CVJul 22, 2020

Multi-Spectral Facial Biometrics in Access Control

arXiv:2007.11318v1
AI Analysis

This work addresses incremental improvements in biometric authentication for access control and healthcare systems, with potential benefits for security and medical applications.

The study tackled improving facial biometrics for access control by using multi-spectral sensors (RGB, depth, infrared) to select frontal-view frames, enhancing face recognition efficiency and temperature estimation. It reported emerging applications in biomedical and healthcare, such as contactless interfaces for surgery and rehabilitation.

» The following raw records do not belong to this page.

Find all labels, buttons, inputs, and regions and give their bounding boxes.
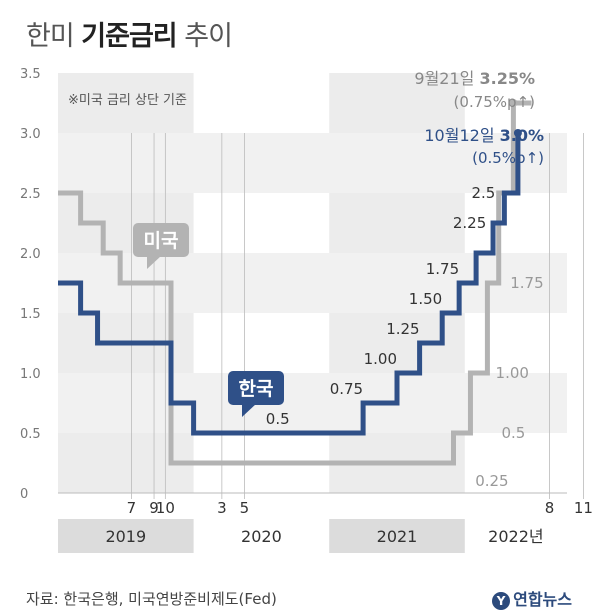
x-tick-label: 7 — [127, 499, 137, 517]
series-lines — [58, 99, 532, 466]
kr-data-label: 0.5 — [266, 410, 290, 428]
us-annotation-value: 3.25% — [479, 69, 535, 88]
us-data-label: 1.75 — [510, 274, 543, 292]
series-line-kr — [58, 133, 521, 436]
us-callout: 미국 — [133, 223, 189, 269]
kr-annotation-line1: 10월12일 3.0% — [424, 126, 544, 145]
us-end-dot — [509, 99, 518, 107]
axes: 0 0.5 1.0 1.5 2.0 2.5 3.0 3.5 2019 2020 2021 2022년 7… — [20, 67, 593, 546]
kr-data-label: 1.25 — [386, 320, 419, 338]
y-tick-label: 3.5 — [20, 67, 41, 82]
x-tick-label: 5 — [240, 499, 250, 517]
kr-annotation-value: 3.0% — [500, 126, 544, 145]
kr-callout-tail — [242, 404, 256, 417]
us-annotation-date: 9월21일 — [414, 69, 479, 88]
agency-logo: Y 연합뉴스 — [492, 586, 572, 610]
kr-callout: 한국 — [228, 371, 284, 417]
us-callout-text: 미국 — [144, 230, 179, 252]
x-tick-label: 11 — [574, 499, 593, 517]
x-tick-label: 8 — [545, 499, 555, 517]
grid-band — [58, 133, 567, 193]
us-callout-tail — [147, 256, 161, 269]
page-title: 한미 기준금리 추이 — [26, 14, 233, 53]
us-annotation-change: (0.75%p↑) — [454, 93, 535, 111]
y-tick-label: 1.5 — [20, 307, 41, 322]
series-line-us — [58, 100, 524, 466]
us-data-label: 2.5 — [471, 184, 495, 202]
us-data-label: 1.00 — [496, 364, 529, 382]
rate-chart: ※미국 금리 상단 기준0.250.51.001.752.50.50.751.0… — [20, 67, 593, 553]
us-callout-box — [133, 223, 189, 257]
us-data-label: 0.25 — [475, 472, 508, 490]
logo-text: 연합뉴스 — [513, 590, 572, 609]
title-suffix: 추이 — [176, 21, 233, 52]
year-label: 2019 — [105, 527, 146, 546]
year-label: 2021 — [377, 527, 418, 546]
kr-data-label: 2.25 — [453, 214, 486, 232]
kr-data-label: 1.75 — [426, 260, 459, 278]
note-text: ※미국 금리 상단 기준 — [68, 93, 187, 108]
data-labels: ※미국 금리 상단 기준0.250.51.001.752.50.50.751.0… — [68, 69, 544, 490]
kr-data-label: 0.75 — [330, 380, 363, 398]
y-tick-label: 2.0 — [20, 247, 41, 262]
kr-annotation-date: 10월12일 — [424, 126, 499, 145]
us-data-label: 0.5 — [501, 424, 525, 442]
x-tick-label: 10 — [156, 499, 175, 517]
kr-data-label: 1.50 — [409, 290, 442, 308]
y-tick-label: 3.0 — [20, 127, 41, 142]
y-tick-label: 1.0 — [20, 367, 41, 382]
source-note: 자료: 한국은행, 미국연방준비제도(Fed) — [26, 590, 277, 608]
year-label-band — [58, 519, 194, 553]
kr-data-label: 1.00 — [364, 350, 397, 368]
y-tick-label: 0 — [20, 487, 28, 502]
y-tick-label: 0.5 — [20, 427, 41, 442]
kr-annotation-change: (0.5%p↑) — [472, 149, 544, 167]
grid-band — [58, 373, 567, 433]
y-tick-label: 2.5 — [20, 187, 41, 202]
title-bold: 기준금리 — [81, 21, 177, 52]
logo-icon: Y — [492, 591, 511, 610]
x-tick-label: 3 — [217, 499, 227, 517]
year-label-band — [329, 519, 465, 553]
kr-callout-box — [228, 371, 284, 405]
title-prefix: 한미 — [26, 21, 82, 52]
x-tick-label: 9 — [149, 499, 159, 517]
kr-end-dot — [513, 129, 522, 137]
year-label: 2020 — [241, 527, 282, 546]
kr-callout-text: 한국 — [239, 378, 274, 400]
us-annotation-line1: 9월21일 3.25% — [414, 69, 535, 88]
year-label: 2022년 — [488, 527, 543, 546]
x-guide-lines — [131, 133, 584, 499]
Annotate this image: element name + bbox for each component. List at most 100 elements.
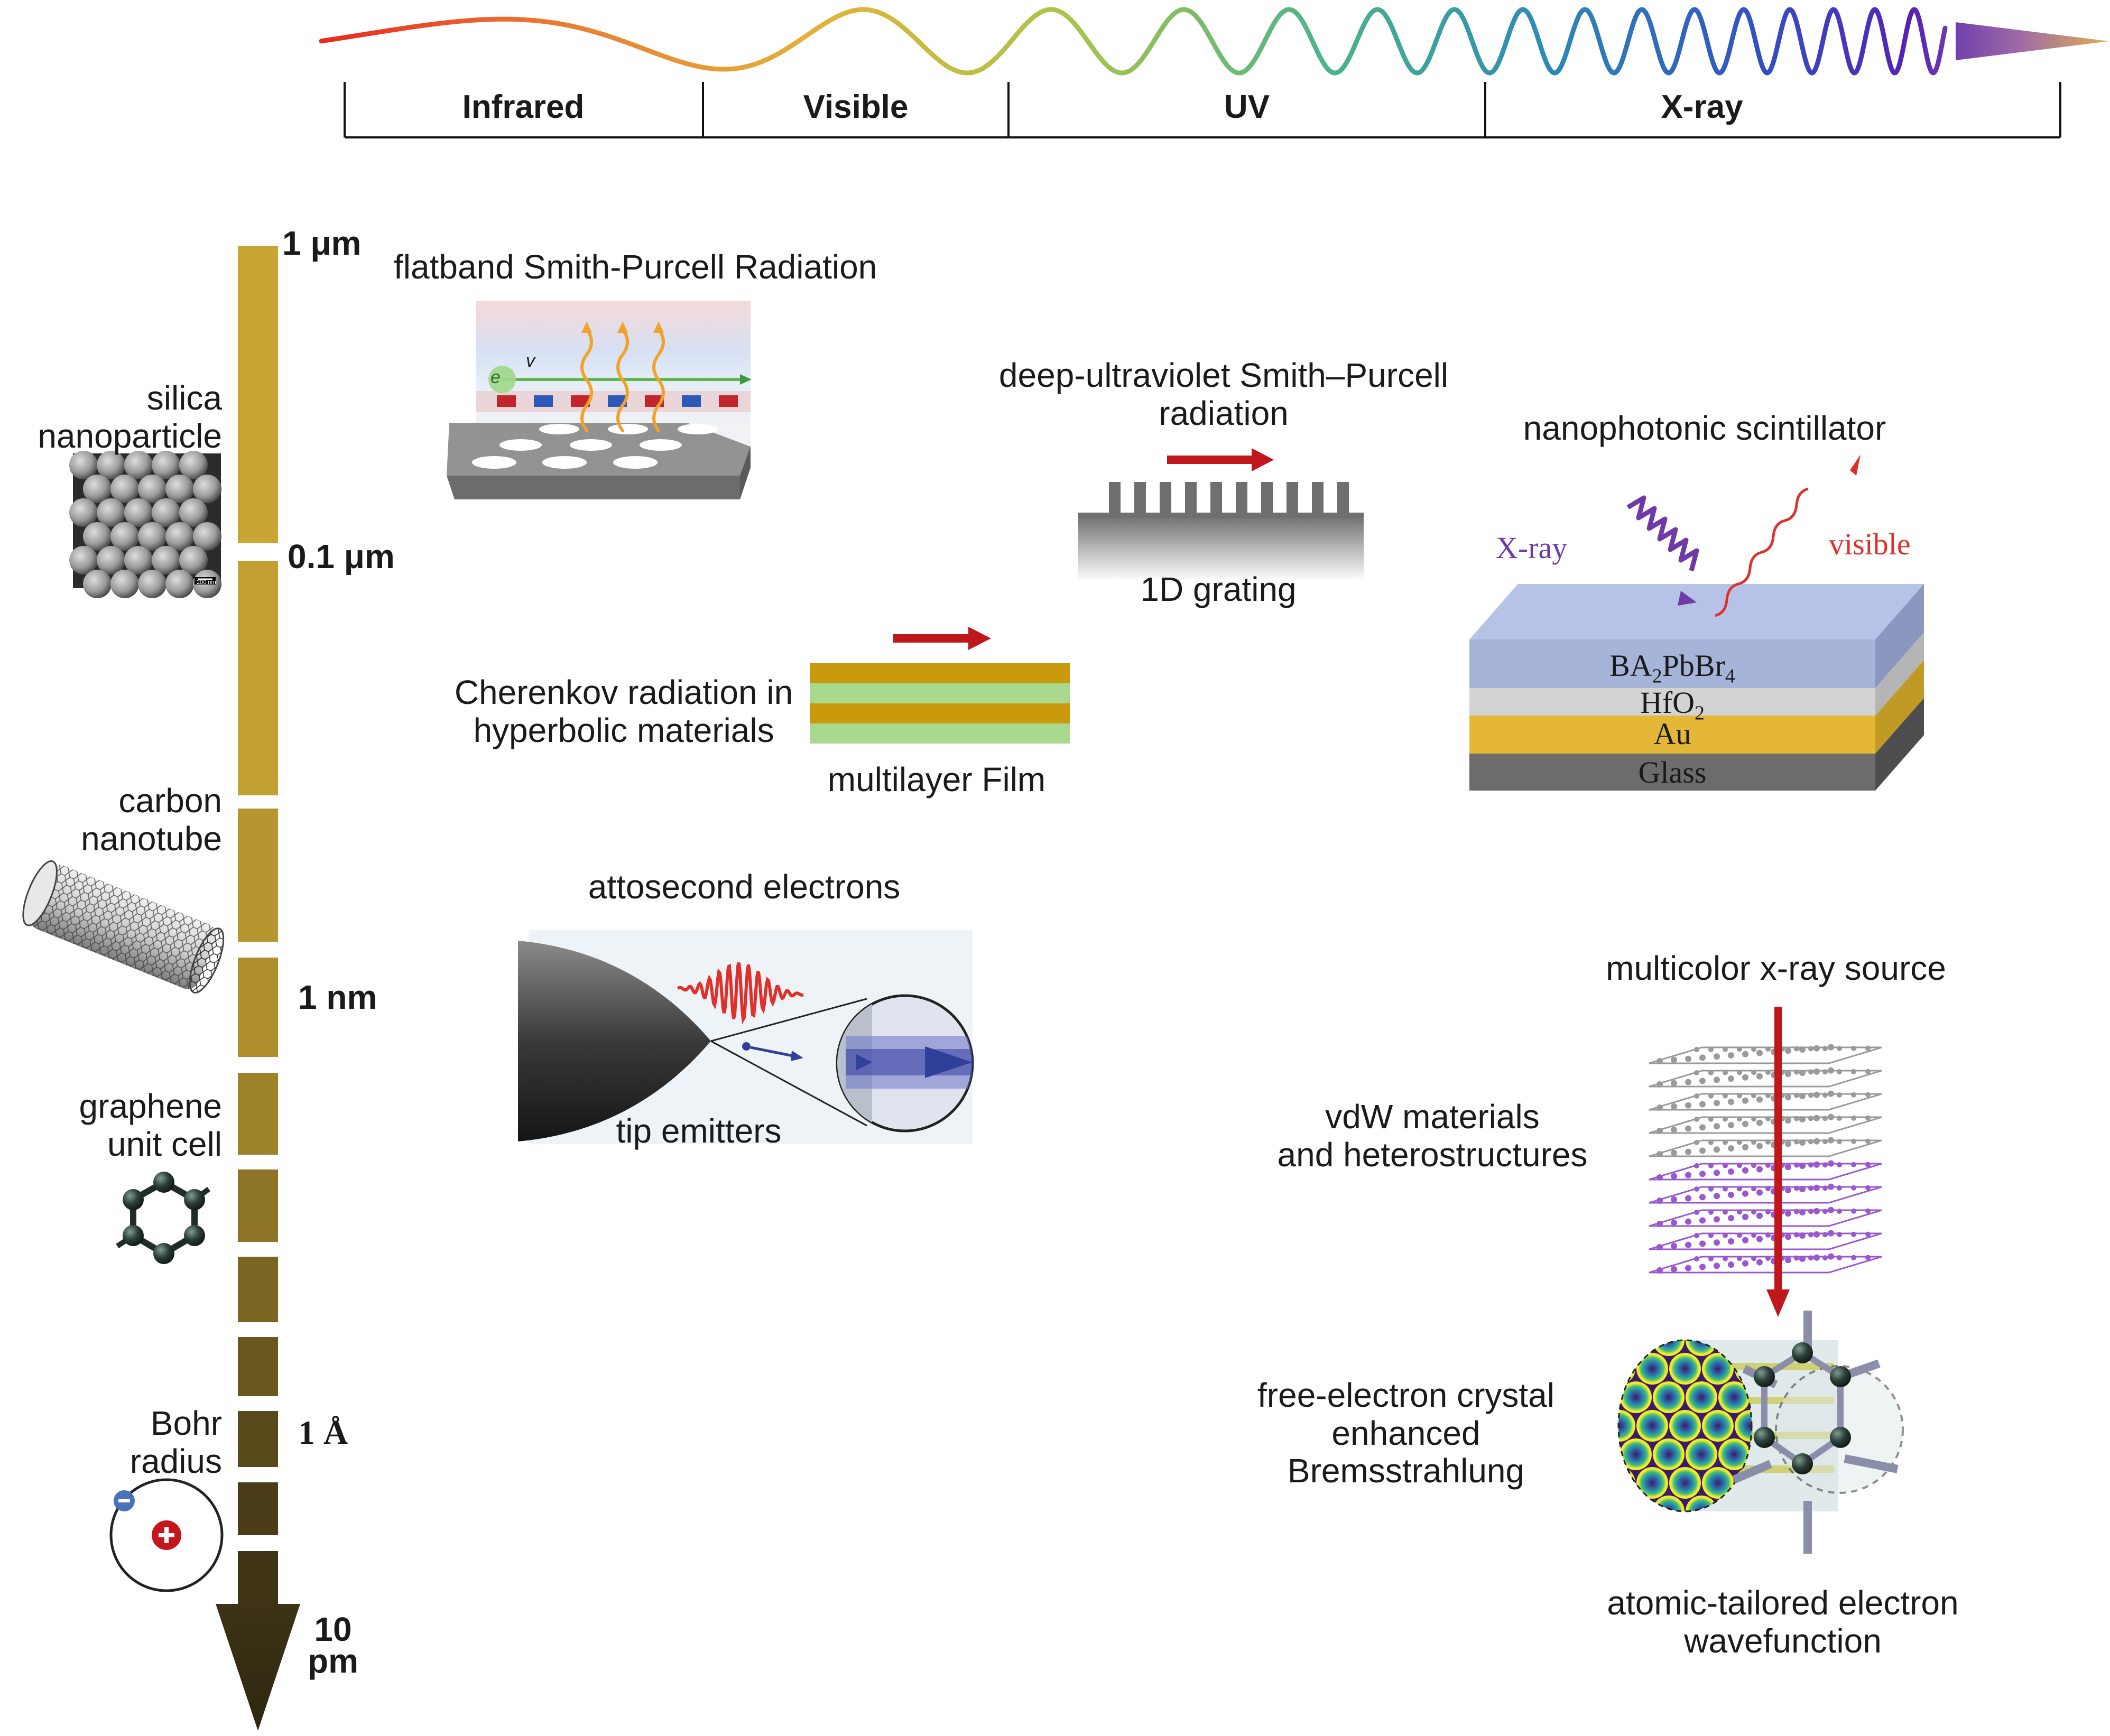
silica-sphere xyxy=(97,451,125,479)
silica-sphere xyxy=(193,475,221,503)
duv-title: deep-ultraviolet Smith–Purcell radiation xyxy=(999,356,1448,432)
layer-perovskite-label: BA2PbBr4 xyxy=(1609,648,1735,688)
silica-sphere xyxy=(97,546,125,574)
wavefunction-lobe xyxy=(1653,1496,1685,1511)
vdw-layer xyxy=(1649,1253,1882,1274)
nanotube-label-line1: carbon xyxy=(118,782,222,820)
grating-label: 1D grating xyxy=(1140,570,1297,608)
grating-tooth xyxy=(1261,482,1273,517)
multilayer-film-illustration xyxy=(810,627,1070,744)
band-label-visible: Visible xyxy=(803,89,909,125)
vdw-heterostructure-illustration xyxy=(1649,1044,1882,1274)
layer-glass-label: Glass xyxy=(1638,755,1707,790)
silica-sphere xyxy=(97,498,125,527)
graphene-label: graphene unit cell xyxy=(79,1087,222,1163)
ruler-segment xyxy=(238,1337,278,1396)
scintillator-stack-illustration xyxy=(1469,454,1924,791)
wavefunction-lobe xyxy=(1686,1496,1717,1511)
grating-tooth xyxy=(1134,482,1146,517)
graphene-unit-cell-image xyxy=(116,1172,210,1264)
free-electron-crystal-illustration xyxy=(1617,1311,1904,1554)
silica-sphere xyxy=(124,451,153,479)
sem-scalebar-label: 200 nm xyxy=(197,579,216,586)
ruler-segment xyxy=(238,1257,278,1322)
vdw-label: vdW materials and heterostructures xyxy=(1278,1098,1588,1174)
grating-tooth xyxy=(1109,482,1121,517)
scintillator-title: nanophotonic scintillator xyxy=(1523,409,1886,447)
carbon-nanotube-image xyxy=(22,860,225,994)
scale-label-10: 10 xyxy=(314,1610,352,1648)
ruler-segment xyxy=(238,958,278,1057)
scale-label-0-1um: 0.1 μm xyxy=(288,537,395,575)
atomic-label-line1: atomic-tailored electron xyxy=(1607,1584,1959,1622)
band-label-uv: UV xyxy=(1224,89,1270,125)
wavefunction-lobe xyxy=(1686,1438,1717,1470)
wavefunction-lobe xyxy=(1702,1410,1734,1442)
spectrum-arrowhead xyxy=(1956,22,2109,60)
silica-sphere xyxy=(69,546,98,574)
wavefunction-lobe xyxy=(1618,1410,1635,1442)
vdw-layer xyxy=(1649,1044,1882,1064)
atomic-label-line2: wavefunction xyxy=(1684,1621,1882,1660)
grating-tooth xyxy=(1210,482,1222,517)
smith-purcell-title: flatband Smith-Purcell Radiation xyxy=(394,248,877,286)
wavefunction-lobe xyxy=(1636,1410,1668,1442)
silica-sphere xyxy=(179,498,208,527)
vdw-label-line1: vdW materials xyxy=(1325,1098,1540,1136)
scale-label-1um: 1 μm xyxy=(282,224,362,262)
tip-emitters-label: tip emitters xyxy=(616,1112,782,1150)
layer-hfo2-label: HfO2 xyxy=(1640,685,1705,725)
fec-label-line1: free-electron crystal xyxy=(1257,1376,1554,1414)
vdw-layer xyxy=(1649,1090,1882,1111)
electron-icon xyxy=(488,366,516,393)
wavefunction-lobe xyxy=(1653,1381,1685,1413)
wavefunction-lobe xyxy=(1718,1381,1750,1413)
wavefunction-lobe xyxy=(1669,1410,1701,1442)
wavefunction-lobe xyxy=(1702,1467,1734,1499)
wavefunction-lobe xyxy=(1686,1340,1717,1356)
silica-sphere xyxy=(179,451,208,479)
cherenkov-label: Cherenkov radiation in hyperbolic materi… xyxy=(454,673,793,749)
multicolor-xray-title: multicolor x-ray source xyxy=(1606,949,1946,987)
velocity-label: v xyxy=(526,351,535,371)
fec-label-line2: enhanced xyxy=(1331,1414,1480,1452)
atomic-tailored-label: atomic-tailored electron wavefunction xyxy=(1607,1584,1958,1660)
silica-sphere xyxy=(110,570,139,598)
tip-emitter-illustration xyxy=(518,930,974,1144)
wavefunction-lobe xyxy=(1618,1467,1635,1499)
vdw-layer xyxy=(1649,1183,1882,1204)
silica-sphere xyxy=(152,546,180,574)
silica-sem-image xyxy=(69,451,221,598)
vdw-label-line2: and heterostructures xyxy=(1277,1135,1588,1174)
grating-tooth xyxy=(1337,482,1349,517)
grating-tooth xyxy=(1287,482,1298,517)
cherenkov-label-line1: Cherenkov radiation in xyxy=(454,673,793,711)
band-label-xray: X-ray xyxy=(1661,89,1743,125)
silica-sphere xyxy=(124,498,153,527)
laser-pulse-wave xyxy=(677,962,804,1025)
vdw-layer xyxy=(1649,1160,1882,1181)
duv-title-line2: radiation xyxy=(1159,394,1289,432)
flatband-smith-purcell-illustration xyxy=(447,301,752,499)
silica-label-line1: silica xyxy=(146,379,222,417)
silica-label: silica nanoparticle xyxy=(38,379,222,455)
silica-sphere xyxy=(179,546,208,574)
multilayer-label: multilayer Film xyxy=(827,760,1046,799)
xray-label: X-ray xyxy=(1496,531,1568,565)
wavefunction-lobe xyxy=(1620,1381,1652,1413)
silica-sphere xyxy=(69,451,98,479)
ruler-segment xyxy=(238,1482,278,1535)
grating-tooth xyxy=(1236,482,1247,517)
length-scale-ruler xyxy=(216,246,300,1731)
scale-label-1-angstrom: 1 Å xyxy=(298,1414,348,1451)
one-d-grating-illustration xyxy=(1078,448,1364,581)
silica-sphere xyxy=(110,475,139,503)
nanotube-label-line2: nanotube xyxy=(81,819,222,858)
wavefunction-lobe xyxy=(1653,1438,1685,1470)
spectrum-bracket xyxy=(344,82,2061,138)
spectrum-wave xyxy=(319,7,1948,76)
red-arrow-head xyxy=(1252,448,1274,471)
fec-label-line3: Bremsstrahlung xyxy=(1287,1452,1525,1490)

This study demonstrates how facial biometrics, acquired using multi-spectral sensors, such as RGB, depth, and infrared, assist the data accumulation in the process of authorizing users of automated and semi-automated access systems. This data serves the purposes of person authentication, as well as facial temperature estimation. We utilize depth data taken using an inexpensive RGB-D sensor to find the head pose of a subject. This allows the selection of video frames containing a frontal-view head pose for face recognition and face temperature reading. Usage of the frontal-view frames improves the efficiency of face recognition while the corresponding synchronized IR video frames allow for more efficient temperature estimation for facial regions of interest. In addition, this study reports emerging applications of biometrics in biomedical and health care solutions. Including surveys of recent pilot projects, involving new sensors of biometric data and new applications of human physiological and behavioral biometrics. It also shows the new and promising horizons of using biometrics in natural and contactless control interfaces for surgical control, rehabilitation and accessibility.